In reply, one of those landowners, Michael Lilley, testified that on one occasion he was taking his mother to the cemetery in an all-terrain vehicle when he "was run down by the Browns and told to get off the road and [Mr. Brown] was carrying a gun."

No violence ever took place, Malone said in an interview. When she visited the area, Malone said, it was usually as a result of someone complaining that the Browns were blocking the road. "Usually they would have attempted to visit the cemetery and were told not to," she said. "I would go out and escort them and make sure the peace was kept."

In their legal pleadings filed by Cape Girardeau attorney Al Spradling III, the Browns contended that those who wished to visit the cemetery should use a 16 1/2-foot-wide strip of land that linked the cemetery to County Road 820. The land was deeded to the cemetery by a friendly landowner when the cemetery tenders asked for help to maintain access after the other road washed out in a flood.

But that strip, which crosses boggy bottoms and runs through stands of trees, could not be used as a road, replied the cemetery corporation, represented by Bollinger County Prosecuting Attorney Stephen Gray.
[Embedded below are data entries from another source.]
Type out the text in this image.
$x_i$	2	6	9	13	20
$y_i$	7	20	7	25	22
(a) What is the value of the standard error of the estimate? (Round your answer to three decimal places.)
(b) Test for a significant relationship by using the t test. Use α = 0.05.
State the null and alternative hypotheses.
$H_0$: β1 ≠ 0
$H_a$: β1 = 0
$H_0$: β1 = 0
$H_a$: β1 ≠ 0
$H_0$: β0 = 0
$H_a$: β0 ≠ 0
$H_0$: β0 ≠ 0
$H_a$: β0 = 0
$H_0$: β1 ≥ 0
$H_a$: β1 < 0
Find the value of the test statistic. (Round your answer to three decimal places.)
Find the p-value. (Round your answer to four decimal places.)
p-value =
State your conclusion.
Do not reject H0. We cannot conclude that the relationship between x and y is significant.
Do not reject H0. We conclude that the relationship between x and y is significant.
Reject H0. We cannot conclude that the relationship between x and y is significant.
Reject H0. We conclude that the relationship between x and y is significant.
Gray handled the case through his private law practice.

Anyway, the law is clear, Gray argued. State law requires continued access across private land to family cemeteries or private burial grounds for "any person" who wishes to visit during reasonable hours and directs the county sheriff to enforce that right.

First in a trial early last year before Cape Girardeau County Circuit Judge Benjamin Lewis and again at the Court of Appeals, the cemetery corporation won. The appeal was filed in part because no Missouri appellate court had ever ruled on the issues surrounding access to cemeteries, Spradling said. To make the case, he argued that the cemetery visitors were in improper possession of the Browns' land and should be ejected.

"We wouldn't have filed an appeal if we didn't think we would win," Spradling said. "They have had trespassers, and they have had other people on the property going for reasons other than going to the cemetery. What they wanted to do was put some sort of locked gate on it."

The 16-1/2-foot strip of land was sufficient to reach the cemetery and comply with the law giving the right of access, Spradling said. "Because there had not been any decisions covering this statute, we felt there needed to be some interpretation."

That strip of land should be the path to the cemetery, not the road on her property, Brown said. She considers the road a driveway to the home she will someday build. "We asked that they develop it and use their own road," Brown said. "Everyone has the right to privacy, and I think everyone can understand that."

With the end of the legal dispute, the cemetery corporation hopes that peace is restored and that they and the Browns can be good neighbors. They want to protect and preserve the history of the cemetery, Robbins said, but he wonders whether it will be forgotten when his generation is gone. Many of his family members, including a great-great-grandfather, a great-grandfather and an early 20th-century circuit-riding uncle named elder Dan Robbins, are all buried there.

"We've got a lot of people out here, and we are worried who is going to take care of it after we are gone," he said.